The mortality rate at Scotland’s hospitals has fallen 16.5 per cent since 2007, according to new figures.
Over eight years to the end of 2015, there were around 20,000 fewer deaths than expected, according to the Scottish Government.
The figures were published at the end of the first phase of the Scottish Patient Safety Programme (SPSP), set up in 2007 to improve the safety and reliability of the country’s healthcare.
The mortality rate fell at 24 of 29 participating hospitals across Scotland’s 14 NHS boards and for all types of admissions.

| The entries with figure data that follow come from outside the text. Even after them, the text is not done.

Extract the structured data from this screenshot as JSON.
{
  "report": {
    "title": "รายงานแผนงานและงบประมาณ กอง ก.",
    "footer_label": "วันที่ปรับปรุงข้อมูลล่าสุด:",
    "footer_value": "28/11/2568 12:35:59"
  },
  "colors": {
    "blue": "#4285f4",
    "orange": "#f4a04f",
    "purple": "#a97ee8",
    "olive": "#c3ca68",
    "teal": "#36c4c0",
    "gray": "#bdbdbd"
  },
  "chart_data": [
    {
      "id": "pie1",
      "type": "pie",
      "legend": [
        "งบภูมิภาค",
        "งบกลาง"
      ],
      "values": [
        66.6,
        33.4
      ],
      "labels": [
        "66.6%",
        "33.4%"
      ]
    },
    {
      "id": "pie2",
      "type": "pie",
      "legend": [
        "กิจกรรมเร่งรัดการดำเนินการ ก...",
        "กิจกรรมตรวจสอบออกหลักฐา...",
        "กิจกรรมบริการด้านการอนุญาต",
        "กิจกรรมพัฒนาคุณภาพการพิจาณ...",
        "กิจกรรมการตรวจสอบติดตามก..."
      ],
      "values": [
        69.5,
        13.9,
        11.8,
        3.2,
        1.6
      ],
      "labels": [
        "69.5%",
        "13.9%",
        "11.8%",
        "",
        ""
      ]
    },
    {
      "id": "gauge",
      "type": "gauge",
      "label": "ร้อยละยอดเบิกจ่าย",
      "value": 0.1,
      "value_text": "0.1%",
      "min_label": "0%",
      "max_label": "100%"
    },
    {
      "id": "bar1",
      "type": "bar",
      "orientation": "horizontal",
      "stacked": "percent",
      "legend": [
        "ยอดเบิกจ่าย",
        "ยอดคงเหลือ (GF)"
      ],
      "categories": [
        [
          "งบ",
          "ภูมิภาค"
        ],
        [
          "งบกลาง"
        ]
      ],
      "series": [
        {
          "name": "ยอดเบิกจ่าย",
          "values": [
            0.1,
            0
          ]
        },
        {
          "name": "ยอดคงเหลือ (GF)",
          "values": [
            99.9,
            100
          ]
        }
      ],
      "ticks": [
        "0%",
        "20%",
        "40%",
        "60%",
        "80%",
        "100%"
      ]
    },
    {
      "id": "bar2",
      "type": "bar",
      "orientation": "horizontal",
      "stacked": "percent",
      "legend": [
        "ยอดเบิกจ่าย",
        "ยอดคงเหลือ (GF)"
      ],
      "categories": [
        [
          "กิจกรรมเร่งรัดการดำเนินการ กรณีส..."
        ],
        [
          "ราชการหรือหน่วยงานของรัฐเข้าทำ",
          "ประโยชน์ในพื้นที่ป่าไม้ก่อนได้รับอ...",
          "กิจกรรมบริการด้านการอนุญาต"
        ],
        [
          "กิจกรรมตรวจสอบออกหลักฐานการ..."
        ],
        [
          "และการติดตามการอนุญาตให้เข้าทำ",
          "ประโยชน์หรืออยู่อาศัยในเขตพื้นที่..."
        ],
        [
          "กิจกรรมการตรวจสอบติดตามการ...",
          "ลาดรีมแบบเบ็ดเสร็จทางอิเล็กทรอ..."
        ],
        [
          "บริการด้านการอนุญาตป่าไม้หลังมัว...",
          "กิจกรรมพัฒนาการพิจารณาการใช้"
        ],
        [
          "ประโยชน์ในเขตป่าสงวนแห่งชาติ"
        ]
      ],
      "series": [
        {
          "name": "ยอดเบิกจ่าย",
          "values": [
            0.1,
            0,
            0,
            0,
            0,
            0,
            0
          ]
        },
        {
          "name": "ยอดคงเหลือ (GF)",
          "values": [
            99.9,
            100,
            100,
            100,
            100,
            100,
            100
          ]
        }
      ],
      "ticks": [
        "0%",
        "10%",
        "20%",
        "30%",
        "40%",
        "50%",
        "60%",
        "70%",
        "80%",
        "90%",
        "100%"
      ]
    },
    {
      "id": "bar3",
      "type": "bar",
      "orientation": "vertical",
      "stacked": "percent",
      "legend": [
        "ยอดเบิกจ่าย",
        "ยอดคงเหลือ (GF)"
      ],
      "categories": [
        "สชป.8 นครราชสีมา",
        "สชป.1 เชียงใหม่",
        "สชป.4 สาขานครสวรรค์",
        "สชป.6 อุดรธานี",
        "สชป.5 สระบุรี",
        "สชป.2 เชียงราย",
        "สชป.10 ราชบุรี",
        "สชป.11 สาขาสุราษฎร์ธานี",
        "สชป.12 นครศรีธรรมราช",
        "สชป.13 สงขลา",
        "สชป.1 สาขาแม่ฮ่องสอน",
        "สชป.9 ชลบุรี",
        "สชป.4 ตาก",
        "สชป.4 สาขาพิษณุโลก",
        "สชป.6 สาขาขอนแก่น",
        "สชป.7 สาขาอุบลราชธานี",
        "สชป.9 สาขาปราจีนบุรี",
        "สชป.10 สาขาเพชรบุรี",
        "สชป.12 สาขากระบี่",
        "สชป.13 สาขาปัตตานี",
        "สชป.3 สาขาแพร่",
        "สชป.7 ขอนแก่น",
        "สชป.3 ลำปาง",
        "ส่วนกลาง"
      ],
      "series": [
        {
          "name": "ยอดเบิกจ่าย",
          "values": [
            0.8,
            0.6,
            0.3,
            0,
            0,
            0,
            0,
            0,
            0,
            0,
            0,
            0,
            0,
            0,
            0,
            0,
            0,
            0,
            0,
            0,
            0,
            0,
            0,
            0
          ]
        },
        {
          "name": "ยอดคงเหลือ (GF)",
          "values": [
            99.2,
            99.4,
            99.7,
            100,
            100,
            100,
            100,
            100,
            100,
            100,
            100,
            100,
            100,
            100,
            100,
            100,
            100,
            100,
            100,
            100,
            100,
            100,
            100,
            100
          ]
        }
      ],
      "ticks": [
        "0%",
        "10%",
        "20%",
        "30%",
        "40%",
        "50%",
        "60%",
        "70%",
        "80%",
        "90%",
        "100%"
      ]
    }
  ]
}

The largest percentage reductions were seen at Crosshouse Hospital, Kilmarnock, Monklands in Airdrie and Balfour Hospital in Orkney.
Health Secretary Shona Robison said the figures underline “why Scotland is considered a world-leader in delivering effective and safe care for patients”.
Ms Robison said: “It is an even greater achievement when set against a backdrop of our NHS treating more people, with more complex needs, than ever before.
“That is why we are investing more than ever in our health and social care system, with this year’s budget totalling a record £13 billion.”
She added: “Scotland was the first country in the world to implement a national patient safety programme and is the only UK country publishing and driving improvement in our NHS through the use of mortality data in this way.”
Professor Jason Leitch, national clinical director for NHS Scotland, said: “The Scottish Patient Safety Programme is now much bigger than when we started, expanding beyond big hospitals to maternity services, community services and mental health.
“The acute hospital version of the programme continues as well, and is tackling new harms which patients face such as urinary catheter infections, acute kidney injury and deterioration.
“We’ve made much progress and we are now considering how we can go further. Healthcare Improvement Scotland have been consulting on the next phase of the SPSP and we will set out our next steps in the summer.”